DPR mendesak pemerintah agar memiliki regulasi yang mengatur keamanan dan ketahanan siber (KKS) agar ada sanksi dan efek jera bagi penjahat siber. Anggota Komisi I DPR Sukamta menyebut bahwa kasus kebocoran data pribadi ASN yang terjadi kemarin telah memperpanjang sejarah bocornya data pribadi Indonesia ke tangan peretas. Dia menilai bahwa kasus kebocoran data sudah sering terjadi. Namun sayangnya, menurut Sukamta, belum ada penegakan hukum terhadap para pelaku kejahatan siber. “Kebocoran data sudah sering terjadi, tapi kita belum bisa menegakkan hukum tentang pelindungan data, karena lembaganya belum ada,” tuturnya di Jakarta, Senin (12/8/2024).

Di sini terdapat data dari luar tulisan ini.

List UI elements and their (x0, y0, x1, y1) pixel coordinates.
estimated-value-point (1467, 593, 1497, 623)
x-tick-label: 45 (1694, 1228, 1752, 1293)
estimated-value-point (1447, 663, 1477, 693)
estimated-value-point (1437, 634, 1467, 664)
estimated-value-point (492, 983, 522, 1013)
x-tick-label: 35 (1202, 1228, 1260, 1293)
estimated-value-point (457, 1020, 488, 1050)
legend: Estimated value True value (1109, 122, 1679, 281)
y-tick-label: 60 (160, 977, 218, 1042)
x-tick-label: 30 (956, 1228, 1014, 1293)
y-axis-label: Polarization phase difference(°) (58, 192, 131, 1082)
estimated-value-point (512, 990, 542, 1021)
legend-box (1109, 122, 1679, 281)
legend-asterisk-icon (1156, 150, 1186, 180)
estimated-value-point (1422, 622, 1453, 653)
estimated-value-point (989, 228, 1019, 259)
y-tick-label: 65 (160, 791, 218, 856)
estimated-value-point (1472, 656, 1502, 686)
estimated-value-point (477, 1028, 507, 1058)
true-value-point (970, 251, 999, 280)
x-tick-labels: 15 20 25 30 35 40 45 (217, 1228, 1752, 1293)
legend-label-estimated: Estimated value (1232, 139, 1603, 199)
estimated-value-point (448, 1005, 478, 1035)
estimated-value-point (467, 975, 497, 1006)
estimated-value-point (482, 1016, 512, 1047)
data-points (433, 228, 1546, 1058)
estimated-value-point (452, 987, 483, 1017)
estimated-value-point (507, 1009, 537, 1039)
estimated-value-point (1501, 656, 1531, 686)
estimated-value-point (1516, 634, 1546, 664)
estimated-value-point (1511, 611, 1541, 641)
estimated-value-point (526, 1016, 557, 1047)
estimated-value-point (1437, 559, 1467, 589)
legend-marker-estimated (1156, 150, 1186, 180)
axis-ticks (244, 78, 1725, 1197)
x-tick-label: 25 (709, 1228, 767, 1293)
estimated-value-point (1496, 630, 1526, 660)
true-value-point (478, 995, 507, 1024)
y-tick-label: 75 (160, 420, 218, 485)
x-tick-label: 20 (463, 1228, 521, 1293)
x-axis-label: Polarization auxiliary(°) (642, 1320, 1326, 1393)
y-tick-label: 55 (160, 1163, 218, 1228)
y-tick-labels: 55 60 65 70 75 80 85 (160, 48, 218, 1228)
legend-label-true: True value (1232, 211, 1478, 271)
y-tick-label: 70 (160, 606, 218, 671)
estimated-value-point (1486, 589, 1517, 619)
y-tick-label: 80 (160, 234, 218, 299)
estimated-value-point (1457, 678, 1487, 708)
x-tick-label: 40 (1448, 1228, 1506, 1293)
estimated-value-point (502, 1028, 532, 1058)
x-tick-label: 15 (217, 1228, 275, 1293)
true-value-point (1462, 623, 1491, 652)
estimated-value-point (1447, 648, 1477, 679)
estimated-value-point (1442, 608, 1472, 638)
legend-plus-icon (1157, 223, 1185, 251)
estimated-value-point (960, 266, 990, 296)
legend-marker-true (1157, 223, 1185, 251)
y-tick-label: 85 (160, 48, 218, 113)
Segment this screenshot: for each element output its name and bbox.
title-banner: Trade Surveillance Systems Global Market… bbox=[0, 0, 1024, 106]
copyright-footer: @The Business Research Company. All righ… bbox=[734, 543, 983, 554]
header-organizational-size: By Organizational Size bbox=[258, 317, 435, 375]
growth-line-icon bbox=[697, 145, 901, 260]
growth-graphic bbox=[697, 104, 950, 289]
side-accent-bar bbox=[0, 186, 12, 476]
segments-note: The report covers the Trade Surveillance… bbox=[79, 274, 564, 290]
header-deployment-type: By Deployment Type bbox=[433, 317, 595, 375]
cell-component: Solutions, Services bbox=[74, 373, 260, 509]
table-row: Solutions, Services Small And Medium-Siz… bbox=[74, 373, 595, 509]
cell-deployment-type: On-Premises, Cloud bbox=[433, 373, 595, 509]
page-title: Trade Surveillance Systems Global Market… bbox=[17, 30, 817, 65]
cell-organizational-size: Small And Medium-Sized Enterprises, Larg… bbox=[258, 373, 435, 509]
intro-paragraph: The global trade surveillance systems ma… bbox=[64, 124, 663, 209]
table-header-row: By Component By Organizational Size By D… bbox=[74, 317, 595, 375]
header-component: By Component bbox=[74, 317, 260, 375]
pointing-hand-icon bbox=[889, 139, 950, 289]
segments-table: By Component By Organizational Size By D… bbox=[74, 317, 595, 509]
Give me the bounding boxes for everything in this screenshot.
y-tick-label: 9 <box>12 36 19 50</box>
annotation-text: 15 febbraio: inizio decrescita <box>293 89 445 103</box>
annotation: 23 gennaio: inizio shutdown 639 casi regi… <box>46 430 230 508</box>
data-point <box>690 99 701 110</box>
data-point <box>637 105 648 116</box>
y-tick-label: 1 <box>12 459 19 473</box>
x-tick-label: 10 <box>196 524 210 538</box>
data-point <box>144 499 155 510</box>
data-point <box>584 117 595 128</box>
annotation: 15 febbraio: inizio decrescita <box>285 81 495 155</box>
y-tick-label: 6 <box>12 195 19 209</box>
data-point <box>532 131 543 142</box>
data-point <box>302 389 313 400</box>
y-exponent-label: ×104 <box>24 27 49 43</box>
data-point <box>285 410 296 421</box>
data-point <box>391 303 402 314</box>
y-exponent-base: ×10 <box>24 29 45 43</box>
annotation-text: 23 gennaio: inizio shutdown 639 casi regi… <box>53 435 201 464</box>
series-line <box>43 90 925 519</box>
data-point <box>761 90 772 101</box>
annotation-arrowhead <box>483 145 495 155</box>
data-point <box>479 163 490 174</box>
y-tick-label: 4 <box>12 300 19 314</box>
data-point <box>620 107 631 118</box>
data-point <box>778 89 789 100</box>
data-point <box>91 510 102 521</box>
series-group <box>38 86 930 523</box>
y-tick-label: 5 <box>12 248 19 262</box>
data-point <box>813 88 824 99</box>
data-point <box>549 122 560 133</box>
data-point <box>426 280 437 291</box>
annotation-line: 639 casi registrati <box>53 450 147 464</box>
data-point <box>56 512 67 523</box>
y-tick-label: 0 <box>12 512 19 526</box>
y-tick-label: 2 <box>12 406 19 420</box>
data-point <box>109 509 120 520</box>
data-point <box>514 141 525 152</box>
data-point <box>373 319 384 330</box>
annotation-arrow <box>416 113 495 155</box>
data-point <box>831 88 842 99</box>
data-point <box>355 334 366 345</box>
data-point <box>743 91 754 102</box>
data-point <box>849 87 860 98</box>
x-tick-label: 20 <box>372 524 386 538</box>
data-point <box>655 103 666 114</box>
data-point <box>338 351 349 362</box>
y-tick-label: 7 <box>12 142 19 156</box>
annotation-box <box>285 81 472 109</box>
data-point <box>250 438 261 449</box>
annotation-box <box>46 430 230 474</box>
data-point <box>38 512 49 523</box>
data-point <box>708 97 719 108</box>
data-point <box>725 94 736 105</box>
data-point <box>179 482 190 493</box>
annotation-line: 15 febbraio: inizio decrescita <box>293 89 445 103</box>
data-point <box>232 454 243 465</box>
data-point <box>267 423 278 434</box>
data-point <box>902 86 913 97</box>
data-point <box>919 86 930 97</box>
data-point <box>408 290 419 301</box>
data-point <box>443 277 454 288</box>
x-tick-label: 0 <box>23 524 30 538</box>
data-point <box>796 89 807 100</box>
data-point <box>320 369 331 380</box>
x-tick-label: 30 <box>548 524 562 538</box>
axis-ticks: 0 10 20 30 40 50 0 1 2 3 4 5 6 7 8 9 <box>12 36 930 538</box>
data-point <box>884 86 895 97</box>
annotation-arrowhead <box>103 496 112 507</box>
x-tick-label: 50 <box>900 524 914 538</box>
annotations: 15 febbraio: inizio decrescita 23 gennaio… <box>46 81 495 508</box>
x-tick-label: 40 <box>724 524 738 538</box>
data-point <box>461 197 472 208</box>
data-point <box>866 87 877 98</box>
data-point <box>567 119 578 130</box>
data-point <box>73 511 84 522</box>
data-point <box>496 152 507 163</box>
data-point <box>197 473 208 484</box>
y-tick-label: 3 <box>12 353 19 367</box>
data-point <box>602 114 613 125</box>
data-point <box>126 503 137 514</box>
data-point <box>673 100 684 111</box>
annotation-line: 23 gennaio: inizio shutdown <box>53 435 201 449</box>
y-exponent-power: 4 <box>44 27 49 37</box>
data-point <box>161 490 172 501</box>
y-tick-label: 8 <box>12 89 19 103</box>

Maka dari itu, Sukamta mendesak pihak pemerintah untuk membentuk lembaga atau Otoritas Pelindungan Data Pribadi (OPDP) sebagaimana amanat UU Nomor 27 tahun 2022 tentang Perlindungan Data Pribadi (PDP). Sukamta menilai peraturan itu sangat penting mengingat dalam kurun waktu berdekatan Indonesia terus mengalami kebocoran data. “Aturan itu penting karena semakin banyak kasus kebocoran data dan juga karena tenggat waktu ketentuan peralihan yang diberikan oleh UU PDP selama 2 tahun sejak UU tersebut disahkan 17 oktober 2022. Jadi artinya, waktu kita tinggal 2 bulan untuk membentuk lembaga tersebut,” katanya.
Sebelumnya, data ASN yang telah diretas tersebut diketahui ditawarkan peretas di BreachForums, sebuah forum jual-beli hasil peretasan, seharga US$ 10.000 atau sekitar Rp 160 juta. Peretas mengklaim pihaknya mendapatkan data dari BKN sejumlah 4.759.218 baris. Data itu berisi tempat dan tanggal lahir, gelar, tanggal Calon Pegawai Negeri Sipil (SK CPNS), tanggal PNS, Nomor Induk Pegawai Negeri Sipil (NIP), Nomor Surat Keputusan, Nomor Surat PNS, golongan, jabatan, instansi, alamat, nomor identitas, nomor telepon, email, pendidikan, jurusan, tahun lulus.